Starting next March RBA could lift interest rates eight times over two years: Ex-board member John Edwards

Starting next March RBA could lift interest rates eight times over two years: Ex-board member John Edwards
Starting next March RBA could lift interest rates eight times over two years: Ex-board member John Edwards

The Reserve Bank of Australia could raise interest rates eight times in the next two years, given the central bank’s inflation target, according to former board member John Edwards.

The RBA is possibly already considering a schedule of rate increases given its forecasts for inflation returning to target and economic growth rising to 3 percent against a stronger global backdrop, Bloomberg reported, referring to a column Edwards wrote on the website of the Lowy Institute for International Policy, where he is a non-resident fellow.

The central bank has held rates at a record low of 1.5 percent since last August.

At its June meeting, its Board decided to leave the cash rate unchanged at 1.5 percent, with Governor Philip Lowe saying that conditions in the housing market vary considerably around the country.

The long-term cash rate was about 3.5 percent -- below the 5.2 percent average over the past two decades -- and the RBA wants to start tightening in 2018 and reach its goal within two years, which would require four quarter-point increases each year, he said. 

“It seems to me that something like eight quarter percentage point tightenings over 2018 and 2019 are distinctly possible, if the RBA’s economic forecasts prove correct,” said Edwards, who was on the bank’s board until July 2016, Bloomberg reported.

“It’s possible the tightening could start earlier, or if not the tightening itself, at least the signaling which should precede it.
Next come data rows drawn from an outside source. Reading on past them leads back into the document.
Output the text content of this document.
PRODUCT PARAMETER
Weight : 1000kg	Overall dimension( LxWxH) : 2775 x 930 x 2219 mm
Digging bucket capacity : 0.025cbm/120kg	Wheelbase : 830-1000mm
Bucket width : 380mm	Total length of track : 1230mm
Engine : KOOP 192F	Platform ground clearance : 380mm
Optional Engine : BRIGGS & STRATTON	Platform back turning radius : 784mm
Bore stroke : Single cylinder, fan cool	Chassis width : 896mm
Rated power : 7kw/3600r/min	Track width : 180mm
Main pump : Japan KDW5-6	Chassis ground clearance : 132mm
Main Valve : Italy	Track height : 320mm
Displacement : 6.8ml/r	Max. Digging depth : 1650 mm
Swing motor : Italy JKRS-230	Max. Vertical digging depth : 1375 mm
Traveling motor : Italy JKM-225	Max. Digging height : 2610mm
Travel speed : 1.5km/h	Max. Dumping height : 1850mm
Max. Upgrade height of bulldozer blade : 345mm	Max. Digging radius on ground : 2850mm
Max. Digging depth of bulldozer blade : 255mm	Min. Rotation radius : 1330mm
We may be seeing a little of that now.”

Separately on the Money News show by Ross Greenwood on 2GB, Edwards, a former chief economist of HSBC, said the policy rate would not go higher than 3.5 percent because of the household debt.

When asked by Greenwood that some economies, like Canada and New Zealand, were pushed into recession by rate rises… and if a similar situation could arise in Australia, Edwards said that the RBA would proceed very cautiously. 

The first rate rises are likely not to come before February-March next year, opined Edwards and then increases every quarter.

Traditionally, the RBA changes rates in small increments and typically doesn’t commit itself to subsequent moves, making the market wary of predicting where the bank will be in a few years, Edwards said. 

In the current circumstances, he said we can reasonably assume:

  • the RBA considers its current rate to be exceptionally low 
  • if the economy improves as it predicts, the next move will be up 
  • if the economy was operating, as the RBA predicts, at 3 percent output growth and 2.5 percent inflation, it would think of a sustainable or natural policy rate of at least 3.5 percent 
  • most importantly, it will want the policy rate increase to match the forecast improvement in Australia’s economic performance, so rising to at least 3.5 percent by the end of 2019

 He noted the risks of rate increases amid record high household debt, a fact even noted by RBA Governor Philip Lowe.

“The bigger the household debt, the more impact a quarter percentage point increase in the policy rate will have on household spending,” he said. 

“In the Australian case, it is certainly possible that high household home mortgage debt will crimp consumer spending if the policy rate returned to what was once considered a relatively low long-term rate.”

Still, Edwards noted that interest paid on Australian mortgages is much less than it was six years ago: while debt has increased, interest rates have fallen a lot. 

Payments are now 7 percent of disposable income compared with 9.5 percent in 2011, and 11 percent at the peak of the RBA tightening cycle before the 2008 financial crisis, he said.

He said tightening steps would be dictated by how the economy performs.

“If household spending weakness, if the long expected firming of non-mining business investment is further delayed, if the Australian dollar strengthens, if employment growth is persistently weak, then the trajectory of rate rises will be less steep and the pace less rapid.”